Wir waren uns einig, dass nun der Zeitpunkt gekommen war, die Polizei zu rufen.
Für gut fünf Minuten. Dann, nachdem alle etwas getrunken hatten, jeder kurz im Badezimmer des Wohnhauses gewesen war und die Schmerzen am Handgelenk ein wenig nachließen, bröckelte diese Entschlossenheit rapide. Die konkrete Bedrohung war zum Vogelnest geworden, und so erschien die Möglichkeit, alles doch noch ärger- und straffrei zu Ende zu bringen, plötzlich wieder realisierbar. Für die Idee, auch Tonne und Sense auf ihrem privaten Friedhof zu begraben, konnten wir uns zunächst nicht so richtig erwärmen. Der schiere Aufwand, den das Verbuddeln der beiden massigen Körper bedeutet hätte, war uns unsympathisch. Schon die Vorstellung ermüdete kolossal.
Nach einigem Hin und Her landeten wir stattdessen bei einer sehr viel eleganteren Lösung. Dachten wir zumindest.
Mehrere Stunden später, kurz nach Einbruch der Dunkelheit, bog ein schwarzer 7er BMW auf den Parkplatz der «Nord-West-Grüner-Sonnenschein-Hofgemeinschaft e.G.».

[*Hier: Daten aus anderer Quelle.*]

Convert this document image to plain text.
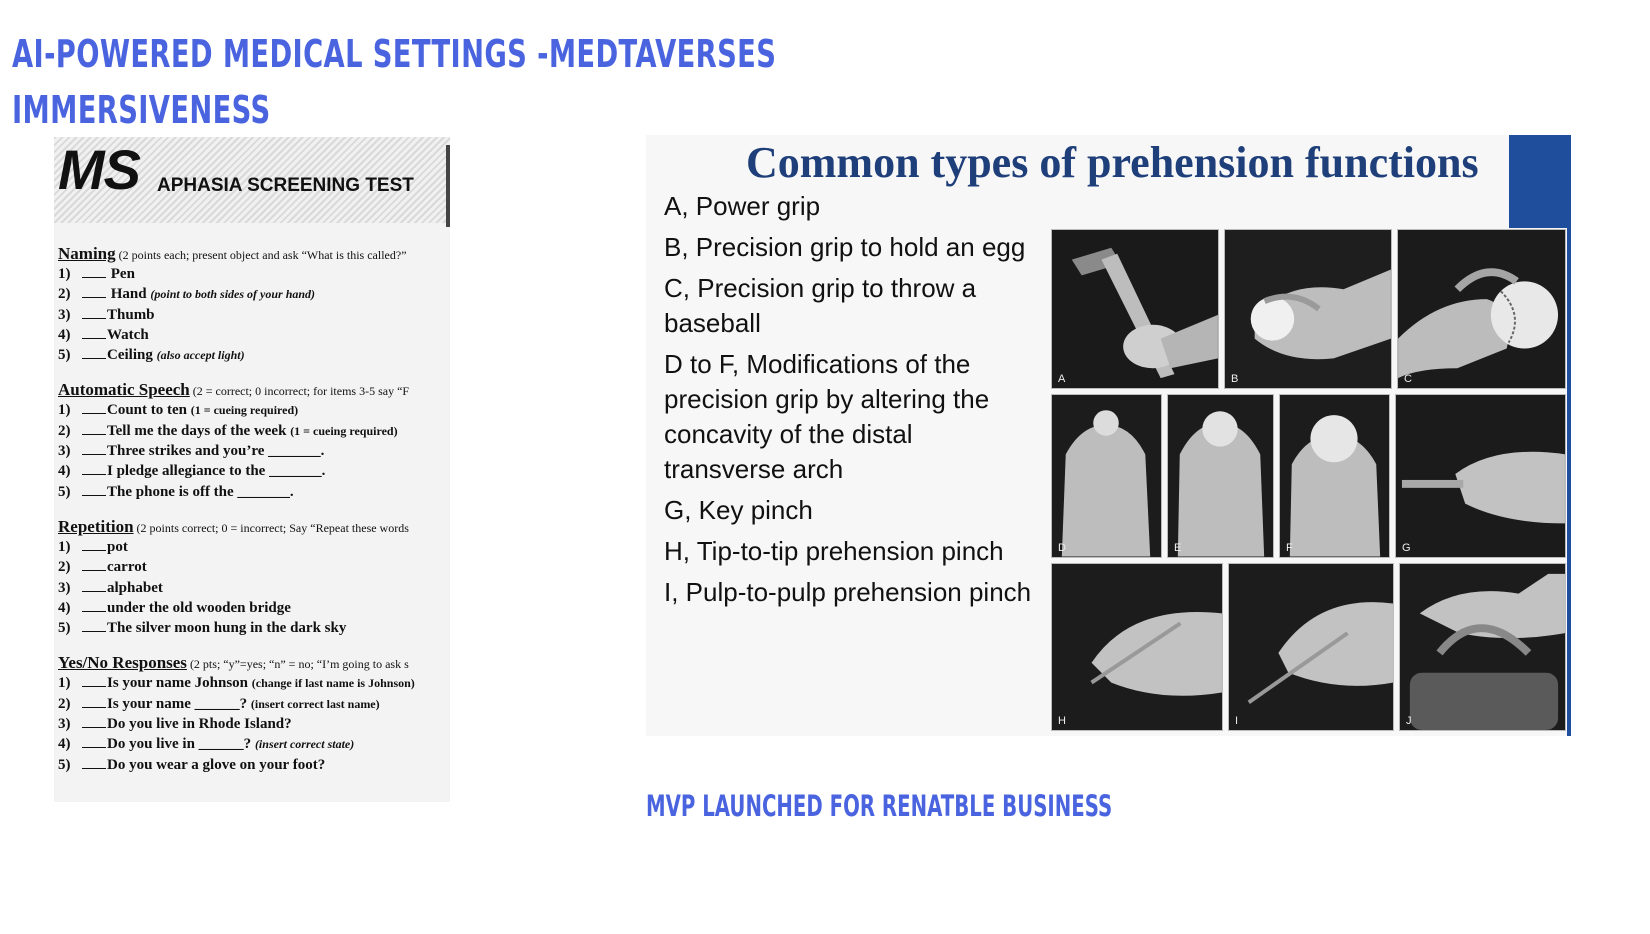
AI-POWERED MEDICAL SETTINGS -MEDTAVERSES
IMMERSIVENESS
MS APHASIA SCREENING TEST
Naming (2 points each; present object and ask “What is this called?”
1)	Pen
2)	Hand (point to both sides of your hand)
3) Thumb
4) Watch
5) Ceiling (also accept light)
Automatic Speech (2 = correct; 0 incorrect; for items 3-5 say “F
1) Count to ten (1 = cueing required)
2) Tell me the days of the week (1 = cueing required)
3) Three strikes and you’re _______.
4) I pledge allegiance to the _______.
5) The phone is off the _______.
Repetition (2 points correct; 0 = incorrect; Say “Repeat these words
1) pot
2) carrot
3) alphabet
4) under the old wooden bridge
5) The silver moon hung in the dark sky
Yes/No Responses (2 pts; “y”=yes; “n” = no; “I’m going to ask s
1) Is your name Johnson (change if last name is Johnson)
2) Is your name ______? (insert correct last name)
3) Do you live in Rhode Island?
4) Do you live in ______? (insert correct state)
5) Do you wear a glove on your foot?
Common types of prehension functions
A, Power grip
B, Precision grip to hold an egg
C, Precision grip to throw a baseball
D to F, Modifications of the precision grip by altering the concavity of the distal transverse arch
G, Key pinch
H, Tip-to-tip prehension pinch
I, Pulp-to-pulp prehension pinch
A	B	C
D	E	F	G
H	I	J

MVP LAUNCHED FOR RENATBLE BUSINESS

Im Kofferraum die Leichen zweier Rocker. Eine Schubkarre aus der Scheune des verlassenen Gehöfts hatte uns beim Transport von Senses Kadaver gute Dienste erwiesen. Unter wildem Protest der um ihre neue Heimstadt gebrachten Spatzen hatten wir Sense zu seinem Kollegen geladen. Der hatte längst eine weitere unangenehme Eigenschaft entwickelt. Falls jemand plant, in nächster Zeit mal drei Zentner totes Fleisch zwei Tage lang ohne jede Kühlung im Kofferraum eines PKWs durch die Frühlingslandschaft zu kutschieren: Ich rate davon ab. Tonne war mitnichten so leblos, wie er tat. Dem Odeur nach zu urteilen mussten extrem viele Mikroorganismen aufs aktivste damit beschäftigt gewesen sein, Tonnes Zellen in Gestank zu verwandeln. Sie hatten ordentlich was geschafft. Mit angehaltenem Atem wuchteten wir Sense auf ihn rauf, ruckelten und zuppelten die beiden Körper so zurecht, dass wir die Klappe schließen konnten, und hofften, dass wir den Kofferraum in der Folge nur noch ein letztes Mal würden öffnen müssen.
Wann genau Mareike die Idee mit dem alten Kükenschredder ihres Onkels gehabt hatte, ließ sich später nicht mehr rekonstruieren. Offiziell war der ja längst nicht mehr in Betrieb. Schließlich war mittlerweile alles bio, artgerecht, mit Respekt vor den Tieren, allem Pipapo. Da wurden natürlich keine männlichen Küken mehr in den Schredder geworfen. Aber er funktionierte offenbar noch. Zumindest behaupteten immer wieder Bewohner von Torfstede, sie hätten ihn des Nachts rattern und knattern gehört.
Wahrscheinlich hing es mit Tonnes Wunsch zusammen, nach seinem Tod aufgegessen zu werden. Wir hatten überlegt, wer denn wohl bereit wäre, jemanden wie Tonne zu essen. Ich hatte meinen Großvater zitiert: «Zur Not fressen die Hühner den Rest. Die fressen alles.» Dann ergab eins das andere.
Grundsätzlich, wusste Mareike, zerrieb der Schredder alles zu Fischfutter. Zumindest war das früher so. Das erschien uns praktikabel und vergleichsweise pietätvoll. Wir würden an die Küste fahren, uns ein Boot leihen und die Überreste der beiden ins Meer streuen. So wäre Tonnes Wunsch entsprochen, und die Leichen wären zudem ökologisch einwandfrei entsorgt. Ein Problem blieben natürlich die beiden Autos und das, was die Rocker ihre Oberste Heeresleitung genannt hatten. Doch Mareike hatte einen Plan.